It was a historic day for the Tuna Canyon Detention Station to receive a resolution recognizing its dark past in Los Angeles and American history at Los Angeles City Hall.
Councilmembers Monica Rodriguez (District 7) and David Ryu (District 4) introduced the resolution on Nov. 15 to the Los Angeles City Council to commemorate Dec. 16 as Tuna Canyon Detention Station Day of Remembrance. The vote was finally taken on Jan. 15.
Tuna Canyon Detention Station Coalition President Nancy Oda thanked the City Council for the resolution in memory of the untold story on its 77th anniversary.
The FBI was authorized by Presidential Proclamation 2525, 2526, and 2527 to arrest or cause the arrest of Japanese, German, and Italian aliens.
Board member Kanji Sahara recalled, “On April 29, 1942, our family assembled at St. Mary’s Church, which is in an area now called Koreatown, and got on a long caravan of yellow buses to Santa Anita Assembly Center. In October of 1942, we were sent to Jerome concentration camp in Arkansas.
“These camps were chosen in the most desolate places in America to give the Japanese a feeling of isolation, insignificance and despair. After our release from camp, we said, ‘Never again.’
“But this year it happened again. Along the Mexican border, immigrant children were separated from their mothers. Young boys were placed in cages inside abandoned Walmart stores and forced to sleep on the floor.
“In order to prevent this type of behavior by the government, we must teach the public of what happened during World War II. We can do this by building a memorial at the Tuna Canyon Detention Station site.”
The most compelling story cane from Donna Sugimoto, granddaughter of Shinsuke Sugimoto, who was incarcerated without a trial.
“Our government deemed him a ‘dangerous enemy alien’ because he was a martial arts teacher, and he was Japanese,” she said. “When I discovered a box of his letters and artifacts, I was shocked to learn that the [Verdugo Hills] golf course, just over the mountain from where I grew up in Burbank, had a dark history as a World War II incarceration camp.
“Replicas of my grandfather’s letters, and his handkerchief — signed by men incarcerated at Tuna Canyon —?are now traveling in the exhibit ‘Only the Oaks Remain,’ teaching current and future generations Tuna Canyon’s story — a story so important, one of these letters is now shown in the Smithsonian National Museum of American History.
“Though nothing will change the injustices of Tuna Canyon, these educational exhibits bring history to light, as does this resolution — serving as deep reminder why something like this should never happen again.
“I never knew my grandfather, as he later died in another camp, never seeing freedom again.
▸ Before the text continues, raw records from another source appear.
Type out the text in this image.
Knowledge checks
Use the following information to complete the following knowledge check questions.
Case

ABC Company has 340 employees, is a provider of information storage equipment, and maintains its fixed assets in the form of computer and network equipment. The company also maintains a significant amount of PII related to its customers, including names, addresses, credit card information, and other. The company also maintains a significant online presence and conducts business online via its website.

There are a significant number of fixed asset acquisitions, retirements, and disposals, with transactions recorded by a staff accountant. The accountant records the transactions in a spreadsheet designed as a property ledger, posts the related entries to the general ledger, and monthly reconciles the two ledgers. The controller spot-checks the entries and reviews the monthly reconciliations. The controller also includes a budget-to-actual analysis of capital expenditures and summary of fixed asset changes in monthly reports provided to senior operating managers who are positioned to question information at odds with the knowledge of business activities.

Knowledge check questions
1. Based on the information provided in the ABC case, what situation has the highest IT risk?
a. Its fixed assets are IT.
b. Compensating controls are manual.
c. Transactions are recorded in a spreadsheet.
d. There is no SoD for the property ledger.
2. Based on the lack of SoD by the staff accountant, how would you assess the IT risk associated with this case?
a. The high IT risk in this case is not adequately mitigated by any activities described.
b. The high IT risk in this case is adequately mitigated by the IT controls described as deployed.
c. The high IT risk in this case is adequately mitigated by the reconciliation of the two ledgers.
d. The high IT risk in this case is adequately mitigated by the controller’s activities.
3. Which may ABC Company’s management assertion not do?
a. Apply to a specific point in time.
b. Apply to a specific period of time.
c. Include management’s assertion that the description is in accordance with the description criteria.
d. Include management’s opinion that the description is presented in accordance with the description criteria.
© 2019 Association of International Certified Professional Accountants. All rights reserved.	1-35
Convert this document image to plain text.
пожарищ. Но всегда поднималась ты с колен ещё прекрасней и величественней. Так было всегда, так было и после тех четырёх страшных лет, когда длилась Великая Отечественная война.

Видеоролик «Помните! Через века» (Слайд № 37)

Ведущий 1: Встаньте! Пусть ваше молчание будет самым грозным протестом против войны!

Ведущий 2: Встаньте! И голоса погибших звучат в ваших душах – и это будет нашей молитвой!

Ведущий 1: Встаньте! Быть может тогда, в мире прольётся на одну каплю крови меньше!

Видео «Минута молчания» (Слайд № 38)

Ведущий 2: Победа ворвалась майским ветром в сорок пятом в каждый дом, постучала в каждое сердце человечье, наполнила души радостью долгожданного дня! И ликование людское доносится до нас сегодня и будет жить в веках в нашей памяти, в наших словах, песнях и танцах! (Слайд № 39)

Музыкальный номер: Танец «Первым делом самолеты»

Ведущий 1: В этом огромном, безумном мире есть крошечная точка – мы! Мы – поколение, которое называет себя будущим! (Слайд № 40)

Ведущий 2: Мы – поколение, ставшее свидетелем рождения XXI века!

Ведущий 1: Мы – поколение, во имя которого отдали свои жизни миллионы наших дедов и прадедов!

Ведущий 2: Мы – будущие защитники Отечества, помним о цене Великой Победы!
By honoring those forced behind Tuna Canyon’s barbed wire, this resolution will help descendants, like myself, heal from its dark past.”
TCDSC board members Marc Stirdivant, James Okazaki and Kay Oda lauded the earliest historians, Dr. Lloyd Hitt and the late Paul Tsuneishi, whose work resulted in securing Historic Cultural Monument No. 1039.
Dr. Russell Endo of the University of Colorado, grandson of detainee Heigoro Endo, said, “This public recognition of the injustice and tragedy will ensure that it doesn’t happen again.”
TCDSC is a 501(c)3 nonprofit organization whose mission is to preserve the stories of Japanese, German, and Italian aliens, and Japanese taken from Peru during World War ll. It is actively seeking an on-site memorial in honor of the 2,000 men incarcerated in Tujunga.